Had our experiments arrived at the stage of the hairy root transformation, we would need a method to test the nutrient absorbing abilities of the plant. The selection and development of this method was greatly facilitated by team Manchester. In the context of our partnership, iGEM Manchester shared with us the phosphorus measuring method that they would use for their own project. It is a commonly used method for the colorimetric determination of phosphorus and it is based on the reagents ammonium heptamolybdate and ammonium metavanadate (or vanadate-molybdate in short).

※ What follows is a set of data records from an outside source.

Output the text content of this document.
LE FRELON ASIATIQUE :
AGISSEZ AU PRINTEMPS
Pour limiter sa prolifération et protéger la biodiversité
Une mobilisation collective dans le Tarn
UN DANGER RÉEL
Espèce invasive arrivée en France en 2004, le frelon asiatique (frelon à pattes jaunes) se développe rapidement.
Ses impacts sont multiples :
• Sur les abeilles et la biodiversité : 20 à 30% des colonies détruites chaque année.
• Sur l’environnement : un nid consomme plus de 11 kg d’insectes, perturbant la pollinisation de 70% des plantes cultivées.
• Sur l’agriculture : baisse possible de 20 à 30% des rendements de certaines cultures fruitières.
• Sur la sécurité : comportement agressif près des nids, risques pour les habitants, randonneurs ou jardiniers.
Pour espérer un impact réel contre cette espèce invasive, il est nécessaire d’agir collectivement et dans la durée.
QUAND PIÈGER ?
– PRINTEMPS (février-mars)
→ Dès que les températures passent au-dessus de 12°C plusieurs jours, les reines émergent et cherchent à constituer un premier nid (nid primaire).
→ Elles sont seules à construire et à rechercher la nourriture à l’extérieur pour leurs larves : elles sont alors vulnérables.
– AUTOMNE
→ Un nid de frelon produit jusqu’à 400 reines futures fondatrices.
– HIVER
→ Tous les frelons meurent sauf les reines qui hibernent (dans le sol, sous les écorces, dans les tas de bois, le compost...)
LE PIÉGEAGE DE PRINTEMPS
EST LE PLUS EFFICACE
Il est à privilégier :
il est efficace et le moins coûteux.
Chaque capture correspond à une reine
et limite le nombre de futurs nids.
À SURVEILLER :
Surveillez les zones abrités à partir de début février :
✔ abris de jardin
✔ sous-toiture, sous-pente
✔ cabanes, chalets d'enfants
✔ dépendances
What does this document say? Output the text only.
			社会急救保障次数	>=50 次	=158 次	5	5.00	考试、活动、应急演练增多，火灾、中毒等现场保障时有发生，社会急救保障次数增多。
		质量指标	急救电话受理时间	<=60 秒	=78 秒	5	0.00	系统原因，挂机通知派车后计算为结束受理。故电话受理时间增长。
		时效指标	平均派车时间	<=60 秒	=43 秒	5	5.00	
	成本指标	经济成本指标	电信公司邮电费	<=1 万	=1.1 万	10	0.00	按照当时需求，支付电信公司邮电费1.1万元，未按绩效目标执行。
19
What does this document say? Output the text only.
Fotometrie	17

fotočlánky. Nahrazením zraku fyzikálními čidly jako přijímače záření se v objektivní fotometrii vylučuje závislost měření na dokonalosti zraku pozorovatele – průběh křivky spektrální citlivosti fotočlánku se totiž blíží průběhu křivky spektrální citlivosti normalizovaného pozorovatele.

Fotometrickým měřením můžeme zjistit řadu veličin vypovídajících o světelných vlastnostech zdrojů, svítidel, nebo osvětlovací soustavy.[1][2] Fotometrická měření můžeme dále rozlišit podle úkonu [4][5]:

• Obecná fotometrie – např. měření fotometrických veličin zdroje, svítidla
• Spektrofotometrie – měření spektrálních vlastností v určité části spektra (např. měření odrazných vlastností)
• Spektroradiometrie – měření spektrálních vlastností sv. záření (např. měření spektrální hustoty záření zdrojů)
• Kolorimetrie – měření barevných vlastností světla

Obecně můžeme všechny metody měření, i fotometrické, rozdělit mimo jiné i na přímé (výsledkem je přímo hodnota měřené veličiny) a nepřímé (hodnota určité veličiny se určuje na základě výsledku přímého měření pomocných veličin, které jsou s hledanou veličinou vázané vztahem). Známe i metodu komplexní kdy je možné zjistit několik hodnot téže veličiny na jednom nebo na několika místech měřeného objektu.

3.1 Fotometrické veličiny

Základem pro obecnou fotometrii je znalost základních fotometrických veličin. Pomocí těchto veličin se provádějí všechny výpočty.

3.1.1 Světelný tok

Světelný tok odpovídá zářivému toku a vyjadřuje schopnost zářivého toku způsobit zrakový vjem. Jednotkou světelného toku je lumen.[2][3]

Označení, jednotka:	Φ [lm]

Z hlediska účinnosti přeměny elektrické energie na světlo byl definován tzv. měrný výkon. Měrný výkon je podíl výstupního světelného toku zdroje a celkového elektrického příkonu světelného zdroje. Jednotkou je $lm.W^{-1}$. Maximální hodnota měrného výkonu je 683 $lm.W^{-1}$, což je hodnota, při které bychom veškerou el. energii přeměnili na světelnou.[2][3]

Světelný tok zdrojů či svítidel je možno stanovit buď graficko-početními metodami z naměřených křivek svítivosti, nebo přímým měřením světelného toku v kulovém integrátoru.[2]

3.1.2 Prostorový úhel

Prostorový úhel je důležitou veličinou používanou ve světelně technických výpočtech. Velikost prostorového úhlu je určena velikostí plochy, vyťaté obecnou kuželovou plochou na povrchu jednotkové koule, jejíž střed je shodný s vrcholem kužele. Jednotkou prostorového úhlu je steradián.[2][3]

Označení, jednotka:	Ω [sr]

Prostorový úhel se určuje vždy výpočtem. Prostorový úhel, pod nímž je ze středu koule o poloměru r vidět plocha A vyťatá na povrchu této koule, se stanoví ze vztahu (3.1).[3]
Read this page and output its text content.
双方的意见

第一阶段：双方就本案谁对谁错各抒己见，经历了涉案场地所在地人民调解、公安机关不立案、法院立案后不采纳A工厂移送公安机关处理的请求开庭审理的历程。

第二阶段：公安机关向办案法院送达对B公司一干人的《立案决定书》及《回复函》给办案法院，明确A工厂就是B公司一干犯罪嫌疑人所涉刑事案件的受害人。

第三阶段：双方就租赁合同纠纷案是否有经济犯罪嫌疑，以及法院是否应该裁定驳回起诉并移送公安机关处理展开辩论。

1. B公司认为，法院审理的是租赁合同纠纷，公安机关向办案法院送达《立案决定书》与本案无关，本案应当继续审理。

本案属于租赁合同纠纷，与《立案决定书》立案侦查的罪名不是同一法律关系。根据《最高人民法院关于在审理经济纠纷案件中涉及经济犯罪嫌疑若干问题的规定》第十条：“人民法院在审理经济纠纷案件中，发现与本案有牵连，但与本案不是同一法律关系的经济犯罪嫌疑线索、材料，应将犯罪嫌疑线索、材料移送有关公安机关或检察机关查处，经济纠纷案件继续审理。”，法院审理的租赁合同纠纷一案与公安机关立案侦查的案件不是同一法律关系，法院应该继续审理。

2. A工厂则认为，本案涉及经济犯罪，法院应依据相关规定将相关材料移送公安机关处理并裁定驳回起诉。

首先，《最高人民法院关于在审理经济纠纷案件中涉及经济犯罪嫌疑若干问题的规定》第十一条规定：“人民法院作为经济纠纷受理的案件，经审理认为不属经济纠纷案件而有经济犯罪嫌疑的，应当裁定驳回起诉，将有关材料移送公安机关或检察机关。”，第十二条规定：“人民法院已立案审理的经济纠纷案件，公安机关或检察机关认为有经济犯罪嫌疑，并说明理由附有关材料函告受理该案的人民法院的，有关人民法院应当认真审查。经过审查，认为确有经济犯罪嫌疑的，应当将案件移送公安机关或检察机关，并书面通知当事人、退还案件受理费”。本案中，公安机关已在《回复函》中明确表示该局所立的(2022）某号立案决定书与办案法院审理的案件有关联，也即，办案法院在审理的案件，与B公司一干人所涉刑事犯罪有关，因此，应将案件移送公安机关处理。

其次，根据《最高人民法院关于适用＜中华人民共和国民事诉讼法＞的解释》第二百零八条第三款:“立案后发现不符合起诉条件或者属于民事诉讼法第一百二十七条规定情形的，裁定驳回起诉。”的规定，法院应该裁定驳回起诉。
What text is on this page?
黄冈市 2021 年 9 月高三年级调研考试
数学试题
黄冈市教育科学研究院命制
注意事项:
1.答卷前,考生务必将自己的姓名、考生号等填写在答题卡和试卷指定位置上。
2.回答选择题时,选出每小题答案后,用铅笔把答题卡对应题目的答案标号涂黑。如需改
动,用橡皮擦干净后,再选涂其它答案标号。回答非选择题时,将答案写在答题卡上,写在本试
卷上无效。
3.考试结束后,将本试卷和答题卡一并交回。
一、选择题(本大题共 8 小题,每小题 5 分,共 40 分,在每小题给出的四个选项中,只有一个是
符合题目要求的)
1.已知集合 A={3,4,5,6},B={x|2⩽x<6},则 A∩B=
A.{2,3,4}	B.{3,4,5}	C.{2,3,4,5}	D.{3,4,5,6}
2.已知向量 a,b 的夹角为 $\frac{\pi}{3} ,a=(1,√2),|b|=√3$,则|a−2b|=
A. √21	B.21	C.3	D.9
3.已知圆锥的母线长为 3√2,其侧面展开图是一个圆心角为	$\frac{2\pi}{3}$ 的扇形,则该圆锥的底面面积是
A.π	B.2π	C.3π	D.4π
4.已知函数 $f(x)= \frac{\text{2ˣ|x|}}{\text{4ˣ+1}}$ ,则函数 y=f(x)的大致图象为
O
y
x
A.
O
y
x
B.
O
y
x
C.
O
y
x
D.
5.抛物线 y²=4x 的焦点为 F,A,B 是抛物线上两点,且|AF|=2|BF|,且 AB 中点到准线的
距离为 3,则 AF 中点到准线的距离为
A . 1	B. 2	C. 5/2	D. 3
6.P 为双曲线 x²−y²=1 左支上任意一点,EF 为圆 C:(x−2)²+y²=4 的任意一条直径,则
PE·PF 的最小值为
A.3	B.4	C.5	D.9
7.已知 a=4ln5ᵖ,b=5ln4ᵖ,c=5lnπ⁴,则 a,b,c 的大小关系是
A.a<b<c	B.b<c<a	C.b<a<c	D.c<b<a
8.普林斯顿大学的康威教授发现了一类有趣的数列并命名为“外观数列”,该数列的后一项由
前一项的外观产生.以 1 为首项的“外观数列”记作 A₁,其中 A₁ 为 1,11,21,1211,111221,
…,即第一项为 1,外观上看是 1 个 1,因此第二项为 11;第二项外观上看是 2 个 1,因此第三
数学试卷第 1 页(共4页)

We managed to perform the calibration step with K2PO4 solutions and we also measured the concentration of phosphorus from water that we collected from the local river and lake. The measurements were similar to the ones reported in literature. Thus, we would be able to set-up an experiment with a hydroponic culture of the modified L. japonicus. The water would be rich in phosphorus, and after a week, we would use the phosphorus measuring method to evaluate our system’s functionality.

Conclusion

To demonstrate the real potential and viability of our concept, we went far beyond imagining hypotheses and conducting scientific literature research to support them. Our vessel's design, 3D printing, installation of mobility electronics and sensors, data transmission to an application, and operational testing have shown the monitoring system's effectiveness. Concerning the development of CFW, the platform was designed initially, followed by mycelium cultivation and material testing. To demonstrate the viability of the biological system, the in silico design and testing of microcystin targeting aptamer for the simulation of a synthetic riboswitch that can bind MC-LR were conducted, as well as the proof of the functionality of our basic parts for the expression of Pi Transporter under the control of TetR protein.